One provides the live music in the combined sessions, while the other teaches rhythm and dance.
Charter schools, like the Cornville school and the Maine Academy of Arts and Science on the campus of Good Will-Hinckley, are public schools that are allowed the freedom to be more innovative while being held accountable for advancing student achievement. Because they are public schools, they are open to all children, do not charge tuition and have no special entrance requirements.
The state is now billed directly for students who attend charter schools in Maine. Until this year, local school districts paid tuition for all students living within the district who attended the charter schools. The payment process created huge expenses for local districts. The Cornville school’s annual budget is $1.1 million.

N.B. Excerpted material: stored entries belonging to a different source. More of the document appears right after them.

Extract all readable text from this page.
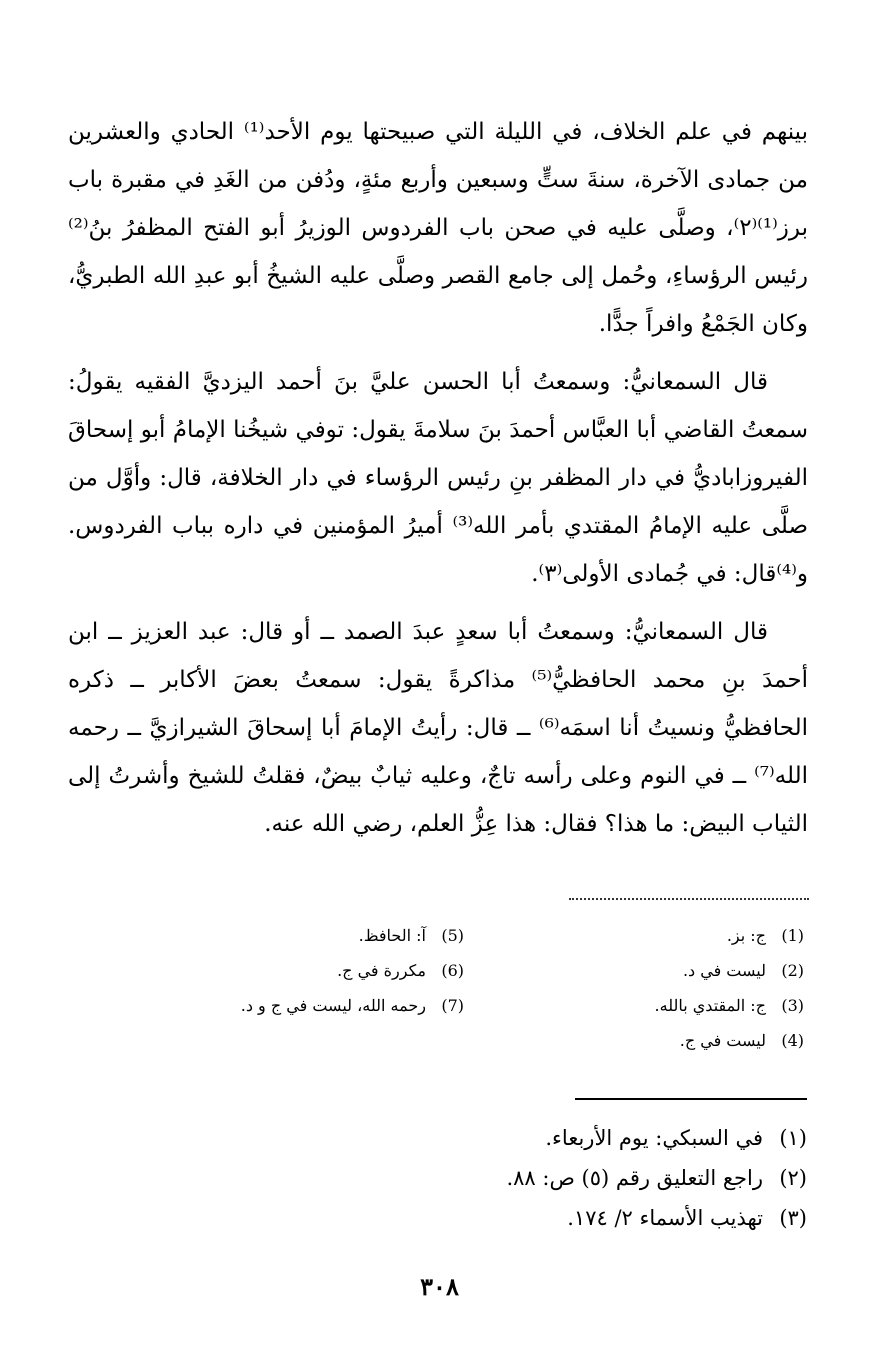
بينهم في علم الخلاف، في الليلة التي صبيحتها يوم الأحد⁽¹⁾ الحادي والعشرين من جمادى الآخرة، سنةَ ستٍّ وسبعين وأربع مئةٍ، ودُفن من الغَدِ في مقبرة باب برز⁽¹⁾⁽٢⁾، وصلَّى عليه في صحن باب الفردوس الوزيرُ أبو الفتح المظفرُ بنُ⁽²⁾ رئيس الرؤساءِ، وحُمل إلى جامع القصر وصلَّى عليه الشيخُ أبو عبدِ الله الطبريُّ، وكان الجَمْعُ وافراً جدًّا.

قال السمعانيُّ: وسمعتُ أبا الحسن عليَّ بنَ أحمد اليزديَّ الفقيه يقولُ: سمعتُ القاضي أبا العبَّاس أحمدَ بنَ سلامةَ يقول: توفي شيخُنا الإمامُ أبو إسحاقَ الفيروزاباديُّ في دار المظفر بنِ رئيس الرؤساء في دار الخلافة، قال: وأوَّل من صلَّى عليه الإمامُ المقتدي بأمر الله⁽³⁾ أميرُ المؤمنين في داره بباب الفردوس. و⁽⁴⁾قال: في جُمادى الأولى⁽٣⁾.

قال السمعانيُّ: وسمعتُ أبا سعدٍ عبدَ الصمد ــ أو قال: عبد العزيز ــ ابن أحمدَ بنِ محمد الحافظيُّ⁽⁵⁾ مذاكرةً يقول: سمعتُ بعضَ الأكابر ــ ذكره الحافظيُّ ونسيتُ أنا اسمَه⁽⁶⁾ ــ قال: رأيتُ الإمامَ أبا إسحاقَ الشيرازيَّ ــ رحمه الله⁽⁷⁾ ــ في النوم وعلى رأسه تاجٌ، وعليه ثيابٌ بيضٌ، فقلتُ للشيخ وأشرتُ إلى الثياب البيض: ما هذا؟ فقال: هذا عِزُّ العلم، رضي الله عنه.

(1)
ج: بز.
(2)
ليست في د.
(3)
ج: المقتدي بالله.
(4)
ليست في ج.
(5)
آ: الحافظ.
(6)
مكررة في ج.
(7)
رحمه الله، ليست في ج و د.
(١)
في السبكي: يوم الأربعاء.
(٢)
راجع التعليق رقم (٥) ص: ٨٨.
(٣)
تهذيب الأسماء ٢/ ١٧٤.
٣٠٨
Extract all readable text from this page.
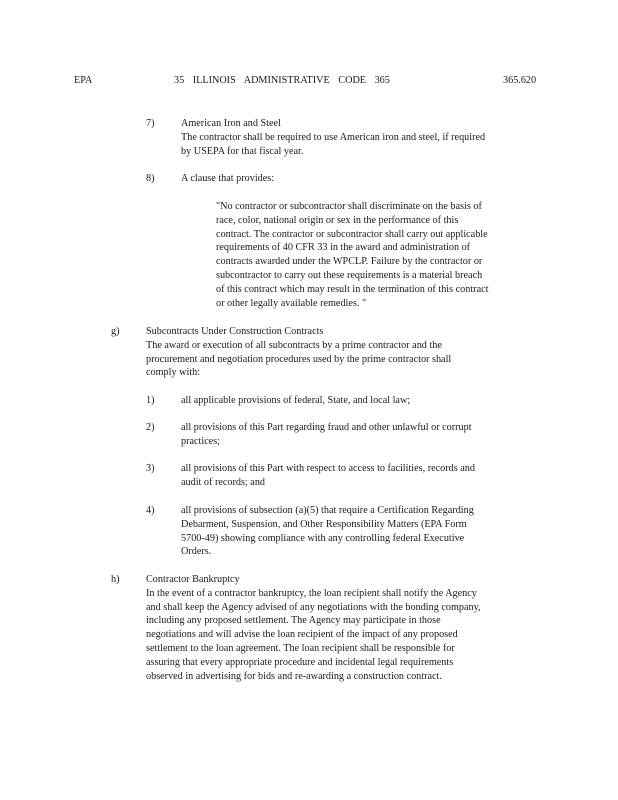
EPA	35 ILLINOIS ADMINISTRATIVE CODE 365	365.620
7)	American Iron and Steel
The contractor shall be required to use American iron and steel, if required
by USEPA for that fiscal year.
8)	A clause that provides:
"No contractor or subcontractor shall discriminate on the basis of
race, color, national origin or sex in the performance of this
contract. The contractor or subcontractor shall carry out applicable
requirements of 40 CFR 33 in the award and administration of
contracts awarded under the WPCLP. Failure by the contractor or
subcontractor to carry out these requirements is a material breach
of this contract which may result in the termination of this contract
or other legally available remedies. "
g)	Subcontracts Under Construction Contracts
The award or execution of all subcontracts by a prime contractor and the
procurement and negotiation procedures used by the prime contractor shall
comply with:
1)	all applicable provisions of federal, State, and local law;
2)	all provisions of this Part regarding fraud and other unlawful or corrupt
practices;
3)	all provisions of this Part with respect to access to facilities, records and
audit of records; and
4)	all provisions of subsection (a)(5) that require a Certification Regarding
Debarment, Suspension, and Other Responsibility Matters (EPA Form
5700-49) showing compliance with any controlling federal Executive
Orders.
h)	Contractor Bankruptcy
In the event of a contractor bankruptcy, the loan recipient shall notify the Agency
and shall keep the Agency advised of any negotiations with the bonding company,
including any proposed settlement. The Agency may participate in those
negotiations and will advise the loan recipient of the impact of any proposed
settlement to the loan agreement. The loan recipient shall be responsible for
assuring that every appropriate procedure and incidental legal requirements
observed in advertising for bids and re-awarding a construction contract.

In the arts and music classes this past week, students got their hands into gray clay that was mined locally on land owned by the parents of Justin Belanger, the school’s executive director.
“We’re making clay bowls,” said Aiden Belanger, Justin and Sandy Belanger’s son, during pottery lessons.
“I love it,” fellow student Logan Fowler, of Skowhegan, said of the class. “It’s fun. I’m learning how to mold clay and what kind of clay it is.”
Ratajczak, the pottery instructor, said students processed the natural clay to be worked last week by mixing it with water and then running it through cloth to take out unwanted particles.
The end results could make for some nice cereal bowls or a soup bowl for a possible soup supper at the school.
Over at the edible arts class, Baker and about eight of her students were busy trying to figure out just what to do with the cut-up fruit, pretzel pieces and caramel. It wasn’t easy projecting what a work of art might look like at first when the pieces were still ordinary food, the students said.
“Edible art is you make something and then you eat it,” student Clara Jewell said, assembling her apple slices into a triple decker with toothpicks. “I have no idea what mine is yet.”
Baker said that so far she and her students have done self portraits, which are on display in the hall, drawings and sketches for a mosaic project they will do later and some designs on graph paper. Baker also teaches yoga at the school and supervises weaving and jewelry making.
“This is the fourth week of the project, and we get to do edible art. They have to make it and then eat it after they explain what it is,” she said. “After everybody is done, we discuss what they’ve made and then everybody gets to eat it and clean up. It’s not your typical art class. We’re trying to make it somewhat healthy — edible art.”
The Cornville Regional Charter School, with 60 students in kindergarten through grade six, opened in October 2012 as the first elementary education charter school in Maine. The school now has an enrollment of 121 students in kindergarten through grade eight from towns all over the region.
Built as a consolidated school in 1956 and remodeled with a new wing in 1990, the Cornville school was closed by School Administrative District 54 in 2010 to cut costs. The town took over the school in June of that year, agreeing to raise $25,000 to heat and maintain the building. A group of residents led by parent Justin Belanger composed a 650-page application to open a charter school that would teach everyday skills, including cooking, knitting, gardening and woodworking, along with classroom lessons based on Maine Learning Results.
The instruction for reading, writing and math is connected to the Common Core Standards, Works said.
“In the future we will be able to pinpoint specific targets or learning goals for both art and music to make sure that students have mastery, which we currently do for the core subject areas,” he said.